I've been trying to get out as much as I can because once protocols start, I might not feel up to getting off the ward. "Protocols" mean medication trials and in my case it means an injection a day of ketamine for several weeks. The dosage is low enough that it doesn't foster hallucinations or sedation, but it does make one feel fairly weird for thirty minutes to an hour afterward. Mostly I'm picturing both of my arms turning slightly black and blue and bruised from frequent needle punctures. The visual image that comes to mind is Sylvia Plath's description of her daily injections of insulin while she was hospitalized for depression in the early 1950's---noting her purple-tinged buttocks discolored and sore from months of shots.
One only receives actual relief from the shots for a maximum of one week. One woman here on the ward said that it made an impact on her depression for only three days, then she ceased to feel any effect at all. The neurotransmitter in question here is the amino acid glutamate. Up until this point, neuropathways explored to treat mental illness have been serotonin, dopamine, and norepinephrine. Glutamate has shown some promise and a recent drug trial in Russia which involved a much more aggressive exploration of the pathway worked well enough in stage II trials that I would not be surprised if it were FDA approved within the next few months.

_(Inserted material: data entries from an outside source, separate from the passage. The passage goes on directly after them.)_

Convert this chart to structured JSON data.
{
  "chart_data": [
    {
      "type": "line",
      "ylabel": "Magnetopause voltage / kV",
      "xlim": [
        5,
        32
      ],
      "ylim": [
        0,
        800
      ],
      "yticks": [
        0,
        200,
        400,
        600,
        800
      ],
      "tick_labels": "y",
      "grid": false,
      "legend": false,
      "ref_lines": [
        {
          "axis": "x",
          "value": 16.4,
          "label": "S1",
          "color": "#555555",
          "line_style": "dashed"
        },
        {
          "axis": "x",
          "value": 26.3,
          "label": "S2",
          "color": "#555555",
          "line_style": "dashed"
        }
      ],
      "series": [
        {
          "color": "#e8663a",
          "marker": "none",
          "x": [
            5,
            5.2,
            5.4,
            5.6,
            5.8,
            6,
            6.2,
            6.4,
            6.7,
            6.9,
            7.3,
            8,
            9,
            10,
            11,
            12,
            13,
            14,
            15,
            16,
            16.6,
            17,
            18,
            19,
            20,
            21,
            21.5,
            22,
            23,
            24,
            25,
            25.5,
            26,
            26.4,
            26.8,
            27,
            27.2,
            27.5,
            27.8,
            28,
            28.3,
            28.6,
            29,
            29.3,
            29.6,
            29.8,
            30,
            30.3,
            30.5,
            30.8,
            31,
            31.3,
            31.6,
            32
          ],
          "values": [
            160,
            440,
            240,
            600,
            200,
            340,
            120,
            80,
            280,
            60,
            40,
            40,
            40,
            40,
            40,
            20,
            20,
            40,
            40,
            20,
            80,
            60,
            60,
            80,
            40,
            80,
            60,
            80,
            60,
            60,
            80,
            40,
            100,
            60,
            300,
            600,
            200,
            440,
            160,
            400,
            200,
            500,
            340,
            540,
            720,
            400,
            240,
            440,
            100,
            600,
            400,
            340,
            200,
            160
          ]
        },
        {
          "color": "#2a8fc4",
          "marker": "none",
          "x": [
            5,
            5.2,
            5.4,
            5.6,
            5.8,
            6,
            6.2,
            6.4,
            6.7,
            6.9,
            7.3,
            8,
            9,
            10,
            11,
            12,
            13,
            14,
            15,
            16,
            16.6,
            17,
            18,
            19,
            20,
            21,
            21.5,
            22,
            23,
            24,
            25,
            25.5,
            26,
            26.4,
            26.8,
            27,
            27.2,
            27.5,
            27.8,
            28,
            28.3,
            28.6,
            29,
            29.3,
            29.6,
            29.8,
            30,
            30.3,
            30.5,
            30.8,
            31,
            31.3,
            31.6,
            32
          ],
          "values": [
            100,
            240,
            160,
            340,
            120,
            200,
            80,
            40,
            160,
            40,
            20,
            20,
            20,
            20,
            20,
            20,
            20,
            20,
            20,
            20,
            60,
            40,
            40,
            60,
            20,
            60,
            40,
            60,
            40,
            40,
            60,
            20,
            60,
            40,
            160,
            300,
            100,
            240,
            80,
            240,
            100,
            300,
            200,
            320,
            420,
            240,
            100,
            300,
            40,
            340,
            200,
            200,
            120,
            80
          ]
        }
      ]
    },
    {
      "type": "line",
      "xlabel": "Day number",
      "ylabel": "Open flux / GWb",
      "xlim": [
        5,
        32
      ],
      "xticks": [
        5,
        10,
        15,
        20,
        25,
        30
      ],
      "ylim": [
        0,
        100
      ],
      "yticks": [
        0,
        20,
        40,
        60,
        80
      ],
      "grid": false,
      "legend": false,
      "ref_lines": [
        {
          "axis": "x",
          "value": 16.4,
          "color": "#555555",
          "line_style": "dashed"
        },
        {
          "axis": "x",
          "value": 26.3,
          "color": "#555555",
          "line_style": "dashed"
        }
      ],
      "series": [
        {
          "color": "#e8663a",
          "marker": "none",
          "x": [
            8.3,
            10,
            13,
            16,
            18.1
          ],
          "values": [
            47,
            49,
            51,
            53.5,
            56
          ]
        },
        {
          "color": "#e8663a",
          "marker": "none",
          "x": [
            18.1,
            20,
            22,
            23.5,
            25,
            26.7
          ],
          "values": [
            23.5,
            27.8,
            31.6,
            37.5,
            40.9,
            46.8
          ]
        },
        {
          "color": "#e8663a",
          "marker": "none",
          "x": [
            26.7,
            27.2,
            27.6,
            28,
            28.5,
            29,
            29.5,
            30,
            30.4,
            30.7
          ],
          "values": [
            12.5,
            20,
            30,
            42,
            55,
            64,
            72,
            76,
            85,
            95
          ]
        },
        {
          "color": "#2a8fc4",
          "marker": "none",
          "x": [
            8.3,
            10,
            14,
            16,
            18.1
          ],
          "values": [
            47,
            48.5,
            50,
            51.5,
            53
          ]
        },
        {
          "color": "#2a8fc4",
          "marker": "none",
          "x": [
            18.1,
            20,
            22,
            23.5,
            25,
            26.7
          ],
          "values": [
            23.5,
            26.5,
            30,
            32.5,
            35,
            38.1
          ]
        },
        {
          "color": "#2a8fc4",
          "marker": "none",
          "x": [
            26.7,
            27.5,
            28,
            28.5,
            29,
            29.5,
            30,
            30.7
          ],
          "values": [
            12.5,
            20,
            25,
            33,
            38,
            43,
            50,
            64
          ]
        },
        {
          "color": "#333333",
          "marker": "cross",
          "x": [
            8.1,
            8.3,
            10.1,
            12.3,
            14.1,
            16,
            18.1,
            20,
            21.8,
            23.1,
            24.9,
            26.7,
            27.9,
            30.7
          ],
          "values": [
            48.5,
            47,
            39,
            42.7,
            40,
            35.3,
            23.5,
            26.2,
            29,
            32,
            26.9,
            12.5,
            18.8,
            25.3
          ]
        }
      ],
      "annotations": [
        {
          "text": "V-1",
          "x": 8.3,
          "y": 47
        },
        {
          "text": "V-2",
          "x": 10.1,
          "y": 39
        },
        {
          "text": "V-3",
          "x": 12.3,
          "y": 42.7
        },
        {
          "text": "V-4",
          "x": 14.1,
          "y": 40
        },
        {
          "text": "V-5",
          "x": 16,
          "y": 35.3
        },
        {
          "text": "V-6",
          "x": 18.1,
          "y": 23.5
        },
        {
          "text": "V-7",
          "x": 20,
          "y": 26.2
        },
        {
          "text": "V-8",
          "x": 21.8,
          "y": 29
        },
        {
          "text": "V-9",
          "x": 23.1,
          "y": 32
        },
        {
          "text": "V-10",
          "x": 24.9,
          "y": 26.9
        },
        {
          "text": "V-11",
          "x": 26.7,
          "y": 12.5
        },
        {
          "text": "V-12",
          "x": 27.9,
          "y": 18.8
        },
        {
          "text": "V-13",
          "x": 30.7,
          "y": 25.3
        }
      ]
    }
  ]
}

I've been trying to get as much done as I can now, anticipating that once the trial starts I might potentially feel ill from the side effects. Ketamine protocal will take two or three months and then I might qualify to take another drug, Riluzole, which up until this point has been used exclusively to treat ALS, also known as Lou Gehrig's Disease. A correlation between ALS and bipolar has been established, though no one is completely sure how they are related. For example, lithium, which I take as a mood stabilizer, has also showed some promise in treating ALS. If one contemplates and studies much about psychiatry and psychopharmacology, invariably the same conclusions are drawn across the board---we know a little but nowhere near a lot about why medications work.